I needed a book to get up to speed with ECMAScript 6, a book that would assume some knowledge of JavaScript and would take me through the new features. This book meets those requirements exactly. As we work though the sections, it takes its time to describe what problems the new features are trying to fix, and puts it all together in a really informative 300 page book.

The introduction discusses the various themes behind the added features, and then tells you how to configure Babel so that you can see how some of the new features can be transpiled down into code that will run on a large number of browsers. There’s an online REP for Babel here. ES6 has a large amount of new syntactic sugar, and it is great to be able to play around and see how such additions are converted into the old language – it really aids the understanding.

It was impressive to me how much JavaScript has moved forwards as a language. I remember going to a talk by Mark Miller many years ago where he discussed using revocable proxies to enable mashups, and it is impressive to see how the proxy mechanism can be used for this kind of thing, as well as many other types of meta-programming. I also remember reading articles that described the various patterns to define object-oriented class like entities, and it’s great to see that one standard pattern has now been put into the language.

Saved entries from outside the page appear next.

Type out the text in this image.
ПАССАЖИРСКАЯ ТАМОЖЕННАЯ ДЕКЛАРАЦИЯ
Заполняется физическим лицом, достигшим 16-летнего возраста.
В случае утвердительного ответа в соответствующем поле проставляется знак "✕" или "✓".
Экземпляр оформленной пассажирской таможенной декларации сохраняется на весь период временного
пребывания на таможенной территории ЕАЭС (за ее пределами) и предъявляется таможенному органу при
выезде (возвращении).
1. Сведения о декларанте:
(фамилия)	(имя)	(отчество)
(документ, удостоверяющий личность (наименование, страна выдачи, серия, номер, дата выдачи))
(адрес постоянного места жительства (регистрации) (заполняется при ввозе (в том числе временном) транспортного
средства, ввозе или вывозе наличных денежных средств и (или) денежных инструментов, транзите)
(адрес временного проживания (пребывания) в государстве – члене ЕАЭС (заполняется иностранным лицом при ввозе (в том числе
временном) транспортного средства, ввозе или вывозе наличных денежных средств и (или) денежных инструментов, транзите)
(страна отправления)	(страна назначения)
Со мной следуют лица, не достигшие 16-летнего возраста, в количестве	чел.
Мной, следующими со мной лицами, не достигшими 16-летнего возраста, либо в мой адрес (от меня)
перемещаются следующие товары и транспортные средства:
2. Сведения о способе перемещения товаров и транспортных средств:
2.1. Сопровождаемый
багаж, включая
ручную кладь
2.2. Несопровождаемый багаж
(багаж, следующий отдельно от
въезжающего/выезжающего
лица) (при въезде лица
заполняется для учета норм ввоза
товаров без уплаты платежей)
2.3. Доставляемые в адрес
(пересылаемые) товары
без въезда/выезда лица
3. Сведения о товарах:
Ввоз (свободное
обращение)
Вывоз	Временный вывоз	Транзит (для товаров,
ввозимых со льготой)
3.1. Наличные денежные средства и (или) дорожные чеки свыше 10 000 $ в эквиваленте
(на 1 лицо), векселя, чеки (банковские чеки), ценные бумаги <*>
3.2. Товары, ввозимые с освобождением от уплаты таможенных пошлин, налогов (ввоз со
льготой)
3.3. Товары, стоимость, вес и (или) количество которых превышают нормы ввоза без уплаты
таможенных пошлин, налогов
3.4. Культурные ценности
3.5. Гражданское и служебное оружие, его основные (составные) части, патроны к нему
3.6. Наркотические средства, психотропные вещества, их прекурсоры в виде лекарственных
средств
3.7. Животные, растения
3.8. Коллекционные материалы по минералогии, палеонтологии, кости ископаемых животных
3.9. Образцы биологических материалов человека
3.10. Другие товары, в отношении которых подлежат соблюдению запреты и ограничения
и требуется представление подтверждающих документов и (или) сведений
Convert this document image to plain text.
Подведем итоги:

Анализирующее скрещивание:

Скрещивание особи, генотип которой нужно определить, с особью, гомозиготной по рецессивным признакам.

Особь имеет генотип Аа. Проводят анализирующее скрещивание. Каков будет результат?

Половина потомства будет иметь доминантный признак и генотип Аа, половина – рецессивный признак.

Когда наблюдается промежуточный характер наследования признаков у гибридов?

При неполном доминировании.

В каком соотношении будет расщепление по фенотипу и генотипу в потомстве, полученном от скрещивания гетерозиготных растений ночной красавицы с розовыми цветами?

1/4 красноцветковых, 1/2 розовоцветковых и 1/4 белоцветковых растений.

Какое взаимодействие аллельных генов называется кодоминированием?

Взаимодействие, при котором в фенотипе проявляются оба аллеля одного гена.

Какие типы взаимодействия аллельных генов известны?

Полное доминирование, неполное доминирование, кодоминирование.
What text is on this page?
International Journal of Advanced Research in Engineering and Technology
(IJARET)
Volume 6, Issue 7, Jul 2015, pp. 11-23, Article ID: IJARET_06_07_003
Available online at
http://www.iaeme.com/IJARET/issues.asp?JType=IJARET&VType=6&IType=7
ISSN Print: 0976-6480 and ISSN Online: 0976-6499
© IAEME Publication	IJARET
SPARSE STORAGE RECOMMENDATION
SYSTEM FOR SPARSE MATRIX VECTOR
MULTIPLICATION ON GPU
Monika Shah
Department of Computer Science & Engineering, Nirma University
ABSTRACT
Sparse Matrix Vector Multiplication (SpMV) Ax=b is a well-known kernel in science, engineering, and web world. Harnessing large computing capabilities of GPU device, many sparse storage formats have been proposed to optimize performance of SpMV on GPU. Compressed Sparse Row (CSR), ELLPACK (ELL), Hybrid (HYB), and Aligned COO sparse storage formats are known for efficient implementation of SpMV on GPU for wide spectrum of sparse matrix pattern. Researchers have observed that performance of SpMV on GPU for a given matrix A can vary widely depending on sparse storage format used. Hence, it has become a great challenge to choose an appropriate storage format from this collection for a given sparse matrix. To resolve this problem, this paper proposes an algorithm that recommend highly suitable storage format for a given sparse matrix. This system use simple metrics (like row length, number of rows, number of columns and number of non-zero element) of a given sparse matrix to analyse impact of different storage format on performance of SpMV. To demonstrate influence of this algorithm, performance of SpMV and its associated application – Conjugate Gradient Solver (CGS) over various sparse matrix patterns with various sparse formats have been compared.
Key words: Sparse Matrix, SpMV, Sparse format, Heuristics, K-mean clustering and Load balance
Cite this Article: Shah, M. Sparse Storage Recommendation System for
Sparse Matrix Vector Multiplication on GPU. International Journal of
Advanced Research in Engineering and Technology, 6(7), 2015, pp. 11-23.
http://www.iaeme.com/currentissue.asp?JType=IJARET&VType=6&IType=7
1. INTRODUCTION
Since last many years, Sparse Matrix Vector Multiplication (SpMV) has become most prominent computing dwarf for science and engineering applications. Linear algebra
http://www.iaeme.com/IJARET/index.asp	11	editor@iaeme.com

Promises, generators and iterators (which should really be ordered the other way to describe how the features build on one another) bring really useful higher level programming to the language, and the inclusion of proper maps and sets give us a proper language at last. There’s also a new module system to make programming in the large much easier, and also a number of  new built-ins as well as additional methods on existing types.

What features do I think are really useful?

The extensions to the property syntax – method definitions, shorthands and computed property names

  var x = "hello"
  var y = { x, [x]:29, test(x) {return x+2}}

Argument destructuring and the spread operator.

  var f = x => x + 1
  var x = [1,2,3,4]
  var y = [...x, ...x]
  var [p, ...q] = x

Arrow functions and let and const together with temporal dead zone

  const x = 20
  let y = 40
  let f = a => a * x + y

The class statement which expands to one of the old class patterns where you define a constructor function and set the relevant prototype.

class MyPoint {
    constructor(x,y) {
        this.x = x
        this.y = y
    }
    sum() {
      return this.x + this.y
    }
}
class NextPoint extends MyPoint {
    constructor(x,y,z) {
        super(x,y) 
        this.z = z
    }
}

var p = new NextPoint(1,2,3)

ES6 adds a new extensibility mechanism, the Symbol, which allows you to add items to an object that won’t be found by the standard for..in, Object.keys and Object.getOwnPropertyNames. This gives a way to add methods to make an object iterable, for example, without old code finding that it is being returned new keys in its iterations of an object’s properties.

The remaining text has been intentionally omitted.